Jonathan Cape Vintage, £18.99

One of Howard Jacobson’s best novels, perhaps his most underrated, is Shylock is My Name, which was published three years ago. Dark and acerbic, it was a brilliant homage to Shakespeare’s creation of a great Jewish character. His latest, Live a Little, also has a Shakespearean feel, but that of a comedy this time, Much Ado perhaps. Fast and clever, it is about relations between men and women, and between mothers and sons — rather than fathers and daughters.

The two central characters are old, living off the Finchley Road. Beryl Dusinberry, known as “the Princess” (not because she really is a princess, it’s “just a bit of fun she’s having with herself”), is in a permanent state of war with her two unlikely live-in carers — one African, one East European — and her  sons. “You never permitted gaiety to enter our lives,” one reminds her,  reproachfully. “You are the least playful mother who ever lived.”

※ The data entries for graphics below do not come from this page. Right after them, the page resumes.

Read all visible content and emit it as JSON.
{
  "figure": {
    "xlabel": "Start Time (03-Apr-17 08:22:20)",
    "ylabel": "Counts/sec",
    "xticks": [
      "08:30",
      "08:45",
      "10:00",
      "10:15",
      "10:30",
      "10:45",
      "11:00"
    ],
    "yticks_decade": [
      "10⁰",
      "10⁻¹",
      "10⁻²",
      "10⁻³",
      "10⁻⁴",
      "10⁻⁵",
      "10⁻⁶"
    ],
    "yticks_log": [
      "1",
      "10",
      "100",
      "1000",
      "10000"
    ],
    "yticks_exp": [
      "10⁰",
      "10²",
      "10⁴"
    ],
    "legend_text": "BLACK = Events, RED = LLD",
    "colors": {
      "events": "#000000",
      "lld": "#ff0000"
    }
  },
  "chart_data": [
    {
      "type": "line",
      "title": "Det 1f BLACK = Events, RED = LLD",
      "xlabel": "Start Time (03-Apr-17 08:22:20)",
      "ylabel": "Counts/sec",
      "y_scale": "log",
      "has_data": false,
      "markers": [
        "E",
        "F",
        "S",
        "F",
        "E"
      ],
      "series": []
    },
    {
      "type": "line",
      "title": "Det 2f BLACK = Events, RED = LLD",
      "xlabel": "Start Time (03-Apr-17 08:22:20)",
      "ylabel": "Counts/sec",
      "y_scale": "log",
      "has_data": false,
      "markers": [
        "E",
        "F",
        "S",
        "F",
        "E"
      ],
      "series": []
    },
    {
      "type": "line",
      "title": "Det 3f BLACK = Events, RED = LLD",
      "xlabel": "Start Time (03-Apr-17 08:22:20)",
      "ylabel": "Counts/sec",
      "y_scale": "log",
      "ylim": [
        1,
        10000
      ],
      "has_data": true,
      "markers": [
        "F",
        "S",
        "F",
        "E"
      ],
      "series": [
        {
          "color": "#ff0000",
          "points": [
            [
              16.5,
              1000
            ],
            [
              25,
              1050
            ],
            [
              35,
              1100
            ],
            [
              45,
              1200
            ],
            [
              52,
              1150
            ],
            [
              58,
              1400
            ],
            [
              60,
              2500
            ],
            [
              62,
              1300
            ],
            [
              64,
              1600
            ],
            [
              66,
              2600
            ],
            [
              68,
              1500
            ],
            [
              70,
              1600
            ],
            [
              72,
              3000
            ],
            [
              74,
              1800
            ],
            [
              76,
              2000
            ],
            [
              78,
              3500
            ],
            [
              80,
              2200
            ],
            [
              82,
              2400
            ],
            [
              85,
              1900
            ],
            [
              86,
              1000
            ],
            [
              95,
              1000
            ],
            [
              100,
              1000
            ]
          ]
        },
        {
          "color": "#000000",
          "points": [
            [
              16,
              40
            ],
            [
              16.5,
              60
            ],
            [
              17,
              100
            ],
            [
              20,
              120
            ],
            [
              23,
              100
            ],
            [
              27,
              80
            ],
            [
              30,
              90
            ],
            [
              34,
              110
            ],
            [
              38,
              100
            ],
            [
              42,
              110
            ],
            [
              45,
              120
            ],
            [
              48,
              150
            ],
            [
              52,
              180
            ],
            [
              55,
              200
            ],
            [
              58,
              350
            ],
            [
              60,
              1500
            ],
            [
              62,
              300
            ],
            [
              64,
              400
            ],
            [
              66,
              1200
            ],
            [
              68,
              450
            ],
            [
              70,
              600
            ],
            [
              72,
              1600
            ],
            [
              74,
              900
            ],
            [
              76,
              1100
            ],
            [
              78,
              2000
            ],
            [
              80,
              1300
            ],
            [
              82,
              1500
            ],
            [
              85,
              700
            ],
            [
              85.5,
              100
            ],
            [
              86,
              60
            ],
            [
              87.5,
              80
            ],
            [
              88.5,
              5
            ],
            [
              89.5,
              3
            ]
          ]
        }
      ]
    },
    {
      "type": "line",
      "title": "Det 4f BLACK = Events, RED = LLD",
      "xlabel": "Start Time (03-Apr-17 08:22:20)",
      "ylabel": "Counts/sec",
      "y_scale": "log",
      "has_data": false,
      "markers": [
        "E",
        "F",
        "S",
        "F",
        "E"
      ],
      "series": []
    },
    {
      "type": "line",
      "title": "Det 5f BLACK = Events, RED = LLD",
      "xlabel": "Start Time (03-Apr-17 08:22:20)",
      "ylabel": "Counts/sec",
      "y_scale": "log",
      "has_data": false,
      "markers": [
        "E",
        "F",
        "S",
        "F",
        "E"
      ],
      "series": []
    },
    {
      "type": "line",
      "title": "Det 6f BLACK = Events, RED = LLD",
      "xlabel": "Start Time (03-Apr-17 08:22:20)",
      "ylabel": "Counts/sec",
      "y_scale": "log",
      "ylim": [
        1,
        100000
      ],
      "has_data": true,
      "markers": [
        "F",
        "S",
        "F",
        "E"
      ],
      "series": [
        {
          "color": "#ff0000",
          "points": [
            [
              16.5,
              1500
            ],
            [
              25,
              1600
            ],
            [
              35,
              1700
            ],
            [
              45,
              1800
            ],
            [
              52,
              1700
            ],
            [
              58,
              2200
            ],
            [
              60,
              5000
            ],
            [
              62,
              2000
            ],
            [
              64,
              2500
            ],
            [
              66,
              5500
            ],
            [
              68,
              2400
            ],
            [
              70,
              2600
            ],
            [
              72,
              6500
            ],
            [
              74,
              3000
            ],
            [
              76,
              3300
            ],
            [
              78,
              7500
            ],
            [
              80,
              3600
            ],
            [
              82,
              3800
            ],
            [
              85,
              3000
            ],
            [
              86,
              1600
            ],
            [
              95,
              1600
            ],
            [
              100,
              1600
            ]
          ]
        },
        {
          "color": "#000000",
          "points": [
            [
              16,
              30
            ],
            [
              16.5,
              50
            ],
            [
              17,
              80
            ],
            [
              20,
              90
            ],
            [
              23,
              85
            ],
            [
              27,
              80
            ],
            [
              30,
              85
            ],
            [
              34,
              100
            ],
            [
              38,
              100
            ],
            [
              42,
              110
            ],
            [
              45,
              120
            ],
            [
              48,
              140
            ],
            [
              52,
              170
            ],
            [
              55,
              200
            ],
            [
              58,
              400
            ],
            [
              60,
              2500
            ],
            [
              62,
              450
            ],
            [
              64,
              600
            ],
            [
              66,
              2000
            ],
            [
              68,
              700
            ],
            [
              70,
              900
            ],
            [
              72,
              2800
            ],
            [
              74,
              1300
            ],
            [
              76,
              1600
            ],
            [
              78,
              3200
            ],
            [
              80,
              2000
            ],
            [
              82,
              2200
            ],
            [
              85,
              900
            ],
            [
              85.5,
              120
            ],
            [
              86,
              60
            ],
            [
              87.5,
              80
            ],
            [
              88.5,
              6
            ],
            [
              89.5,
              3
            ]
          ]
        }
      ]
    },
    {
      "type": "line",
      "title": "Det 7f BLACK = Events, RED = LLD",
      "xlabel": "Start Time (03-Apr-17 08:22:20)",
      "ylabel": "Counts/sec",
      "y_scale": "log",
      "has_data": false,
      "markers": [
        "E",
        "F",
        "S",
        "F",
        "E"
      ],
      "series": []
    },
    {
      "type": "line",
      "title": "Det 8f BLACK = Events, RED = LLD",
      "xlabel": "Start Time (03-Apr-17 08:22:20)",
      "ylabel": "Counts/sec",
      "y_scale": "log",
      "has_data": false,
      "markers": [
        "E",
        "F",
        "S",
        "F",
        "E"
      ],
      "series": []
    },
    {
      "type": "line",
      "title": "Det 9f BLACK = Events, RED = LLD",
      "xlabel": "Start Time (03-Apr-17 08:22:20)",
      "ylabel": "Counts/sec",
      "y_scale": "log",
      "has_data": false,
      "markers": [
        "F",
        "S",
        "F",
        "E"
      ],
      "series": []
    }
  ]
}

The Princess is unrepentant. Approaching the end of her life, she has bigger fish to fry. Her hearing is deteriorating. But worse, much worse, “the Princess fears slippage”. Words and names are slipping away. “Names have been going for years… After people, things. What’s that biscuit called? What was that place? Remembering Tangiers delighted her. But what was it a memory of?” But names, she needs: “Names are the key to her past, and therefore to her continuance. Names root her. No names and there’s just her spinning in space.”